How-To: Capturing Action & Motion
Capturing Action & Motion
Text and Photos by Lynne Eodice
There are several ways to express motion in your photos—ranging from freezing the motion with a very fast shutter speed to panning along with your subject using a slower shutter speed. You can also express a feeling of motion by slowing down your shutter speed to intentionally blur your subject.
Action Mode (left), Shutter Priority Mode- 1/1000 second (right); click images to enlarge
In order to give an image a stop-action look, you’ll either need to use your camera’s sports/action mode (indicated by the running figure on the basic shooting mode dial), or your shutter-priority mode to set a fast shutter speed. In this mode, denoted by the Tv (time value) or S (shutter) mode on your shooting dial, you set the desired shutter speed and your camera will automatically set the aperture to get the best exposure. By using a shutter speed of at least 1/500—and especially at 1/1000 to 1/5000 second—you can freeze nearly all activities, including those that happen too quickly to be perceived by the human eye. A person will appear to be suspended in mid-air, while water droplets seem frozen in space. You’ll also need good lighting in order to freeze motion, so it’s best to shoot these images in a well-lit interior venue or on a sunny day. I also advise using an ISO setting of at least 400 to help stop action as well.

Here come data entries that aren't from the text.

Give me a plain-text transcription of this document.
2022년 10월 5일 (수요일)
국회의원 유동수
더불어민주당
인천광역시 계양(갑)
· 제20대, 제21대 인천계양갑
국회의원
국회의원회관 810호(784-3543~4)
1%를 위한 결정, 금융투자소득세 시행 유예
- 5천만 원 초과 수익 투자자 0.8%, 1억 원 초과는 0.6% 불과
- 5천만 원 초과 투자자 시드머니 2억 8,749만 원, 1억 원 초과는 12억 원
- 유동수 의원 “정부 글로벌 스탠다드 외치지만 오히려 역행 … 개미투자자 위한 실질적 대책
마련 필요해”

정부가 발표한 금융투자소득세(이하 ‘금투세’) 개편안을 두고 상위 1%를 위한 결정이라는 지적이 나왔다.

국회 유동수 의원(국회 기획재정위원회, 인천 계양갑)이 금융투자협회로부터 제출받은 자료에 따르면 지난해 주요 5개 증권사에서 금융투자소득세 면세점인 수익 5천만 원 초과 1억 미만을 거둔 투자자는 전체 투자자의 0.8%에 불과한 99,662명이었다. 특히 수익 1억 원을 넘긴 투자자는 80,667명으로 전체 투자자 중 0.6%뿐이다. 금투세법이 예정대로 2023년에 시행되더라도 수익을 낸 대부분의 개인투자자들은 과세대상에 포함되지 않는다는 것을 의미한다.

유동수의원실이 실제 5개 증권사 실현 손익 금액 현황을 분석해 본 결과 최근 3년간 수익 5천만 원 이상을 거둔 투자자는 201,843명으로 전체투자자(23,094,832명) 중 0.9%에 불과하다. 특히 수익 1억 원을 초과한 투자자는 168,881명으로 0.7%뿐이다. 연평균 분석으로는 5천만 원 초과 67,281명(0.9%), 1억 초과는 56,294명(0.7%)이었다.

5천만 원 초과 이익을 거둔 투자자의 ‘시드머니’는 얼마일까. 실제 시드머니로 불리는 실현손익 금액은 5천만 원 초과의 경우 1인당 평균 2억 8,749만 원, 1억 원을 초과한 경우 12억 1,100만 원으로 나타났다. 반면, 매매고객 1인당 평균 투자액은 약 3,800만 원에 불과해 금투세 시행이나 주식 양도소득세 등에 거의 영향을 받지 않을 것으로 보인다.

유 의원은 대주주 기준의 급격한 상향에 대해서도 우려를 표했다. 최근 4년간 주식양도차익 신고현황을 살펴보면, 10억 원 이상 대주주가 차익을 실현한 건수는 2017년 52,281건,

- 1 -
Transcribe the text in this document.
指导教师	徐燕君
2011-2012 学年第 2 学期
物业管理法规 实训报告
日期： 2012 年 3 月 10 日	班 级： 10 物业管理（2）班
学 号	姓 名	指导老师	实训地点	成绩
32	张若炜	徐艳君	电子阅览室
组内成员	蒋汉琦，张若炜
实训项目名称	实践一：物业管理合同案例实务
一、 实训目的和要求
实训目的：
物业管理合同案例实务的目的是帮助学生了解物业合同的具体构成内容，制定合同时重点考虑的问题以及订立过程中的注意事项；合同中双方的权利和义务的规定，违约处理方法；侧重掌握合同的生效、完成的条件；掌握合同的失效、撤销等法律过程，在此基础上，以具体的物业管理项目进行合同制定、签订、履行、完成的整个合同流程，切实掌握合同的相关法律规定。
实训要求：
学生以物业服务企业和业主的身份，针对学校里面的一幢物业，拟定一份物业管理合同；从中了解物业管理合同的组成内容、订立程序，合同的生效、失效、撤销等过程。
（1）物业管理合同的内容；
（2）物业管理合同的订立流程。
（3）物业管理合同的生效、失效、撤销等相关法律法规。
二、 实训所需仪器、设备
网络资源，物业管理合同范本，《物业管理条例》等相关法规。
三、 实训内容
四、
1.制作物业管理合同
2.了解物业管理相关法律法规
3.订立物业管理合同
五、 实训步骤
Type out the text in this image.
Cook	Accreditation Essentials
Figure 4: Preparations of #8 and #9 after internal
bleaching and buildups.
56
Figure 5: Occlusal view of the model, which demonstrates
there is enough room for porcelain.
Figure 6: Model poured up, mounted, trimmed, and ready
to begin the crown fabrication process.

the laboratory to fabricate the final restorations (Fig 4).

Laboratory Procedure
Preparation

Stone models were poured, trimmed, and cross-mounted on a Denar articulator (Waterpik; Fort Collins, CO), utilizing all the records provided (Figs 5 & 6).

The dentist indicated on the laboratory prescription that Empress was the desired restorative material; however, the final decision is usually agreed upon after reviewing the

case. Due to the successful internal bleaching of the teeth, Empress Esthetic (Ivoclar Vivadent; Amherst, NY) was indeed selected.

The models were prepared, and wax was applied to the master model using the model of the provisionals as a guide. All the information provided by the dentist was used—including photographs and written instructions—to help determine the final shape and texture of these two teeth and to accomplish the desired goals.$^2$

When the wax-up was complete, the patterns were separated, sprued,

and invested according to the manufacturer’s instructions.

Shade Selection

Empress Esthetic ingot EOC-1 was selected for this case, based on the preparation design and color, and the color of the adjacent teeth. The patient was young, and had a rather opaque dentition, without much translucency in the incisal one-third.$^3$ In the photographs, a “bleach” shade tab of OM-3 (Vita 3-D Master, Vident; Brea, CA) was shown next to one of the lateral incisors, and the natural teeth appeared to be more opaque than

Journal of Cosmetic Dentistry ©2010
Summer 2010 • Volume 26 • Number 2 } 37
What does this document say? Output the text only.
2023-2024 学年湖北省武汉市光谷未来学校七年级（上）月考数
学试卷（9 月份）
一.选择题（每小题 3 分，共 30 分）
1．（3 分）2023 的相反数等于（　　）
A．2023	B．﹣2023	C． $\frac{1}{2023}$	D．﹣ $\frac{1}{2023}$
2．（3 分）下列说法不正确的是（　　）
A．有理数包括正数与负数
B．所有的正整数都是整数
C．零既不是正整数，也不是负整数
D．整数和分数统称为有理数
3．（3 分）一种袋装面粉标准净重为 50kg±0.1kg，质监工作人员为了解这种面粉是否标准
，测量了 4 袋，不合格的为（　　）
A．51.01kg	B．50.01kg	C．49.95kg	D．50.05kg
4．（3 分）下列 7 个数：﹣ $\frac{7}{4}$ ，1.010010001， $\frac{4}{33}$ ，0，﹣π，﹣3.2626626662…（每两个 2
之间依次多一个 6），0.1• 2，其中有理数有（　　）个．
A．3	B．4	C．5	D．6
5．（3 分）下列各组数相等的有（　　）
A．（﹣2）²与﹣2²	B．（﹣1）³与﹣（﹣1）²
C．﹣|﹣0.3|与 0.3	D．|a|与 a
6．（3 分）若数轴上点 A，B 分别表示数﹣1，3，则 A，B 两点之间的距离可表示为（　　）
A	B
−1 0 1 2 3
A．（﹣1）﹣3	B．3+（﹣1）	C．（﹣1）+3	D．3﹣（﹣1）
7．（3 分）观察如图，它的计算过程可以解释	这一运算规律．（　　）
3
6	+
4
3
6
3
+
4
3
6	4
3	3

A good stop-action photo requires a little planning. If you know the path that your subject will follow (e.g., a race horse running around the track), you should determine your vantage point in advance so that you can concentrate on capturing the moment. Fast shutter speeds relieve worries about camera movement, but it’s also important that you anticipate the moment of peak action that you want to freeze. Try to press the shutter button a split-second before that moment occurs. In most of today’s digital cameras, you can also set your auto focusing mode to continuously focus on moving subjects. And in the sports/action mode, you’ll get continuous shooting (at least 3 frames per second) when you hold the shutter button down. This will boost your chances for success in getting a great stop-action photo.
Panning- 1/30 second ; click image to enlarge
This is another highly effective way of portraying a sense of motion when photographing a moving subject—you’ll follow the subject with your camera during an exposure. If this is done properly, you’ll get a relatively sharp subject against a very blurred background. The subject will rarely be entirely sharp, though, and some blurring of the subject can heighten the feeling of motion. In order to get this effect, you’ll want to use your camera’s shutter priority mode and set it for a slow shutter speed. Settings of 1/15 or 1/30 second will enable you to handhold the camera during an exposure. If you’re using your camera’s basic shooting modes, you can often get a somewhat slower shutter speed with the landscape mode. Although it is designed to give you great depth of field when photographing landscapes, this mode will also utilize a somewhat slower shutter speed. Longer exposures work well on cloudy days or in the shade. In order to prevent overexposure with slow shutter speeds on a sunny day, you may want to use a neutral-density (ND) filter, which lets less light through the lens. This will enable you to get longer exposures in bright light.
Panning shots should also be planned. Choose subjects that are fairly well separated from their backgrounds. When shooting, timing and smooth camera movement is crucial for a successful panning photo. Start following your subject before you release the shutter and continue to follow it until after you hear the shutter click. And rather than moving just your head and shoulders, rotate your entire body in an even, graceful motion. Panning takes practice! You’ll find that no two pictures are alike, and some will definitely be better than others.
Motion Blur- 1 second (left), Motion Blur- 3 second (right); click images to enlarge
One of the most exciting ways to portray movement in a photograph is to allow a moving object to become blurred. This approximates the way that our eyes perceive a fast-moving object. To record a moving subject as a blur, you must use your camera’s shutter priority mode to set a slow shutter speed, but the exact slowness depends on several factors, such as the speed of the subject. For example, a Ferris wheel in motion at dusk can be blurred at a shutter speed of at least 1/30 second. Also, a subject passing across your field of view blurs more quickly than one headed straight toward you.
When using slow shutter speeds at night, a camera can record patterns of moving lights that can’t be seen by the eye. Cars and amusement park rides are excellent subjects for this technique. To capture the blur of moving lights, it’s best to set up a tripod at a location where you can get a great view of your subject, and where the ambient light is not too strong. You’ll be using long shutter speeds of about 5 seconds on up to about a minute.
Just as with sports, action photos taken with fast or slow shutter speeds take practice. So experiment with a variety of shutter speeds and exposure combinations – and above all, have fun.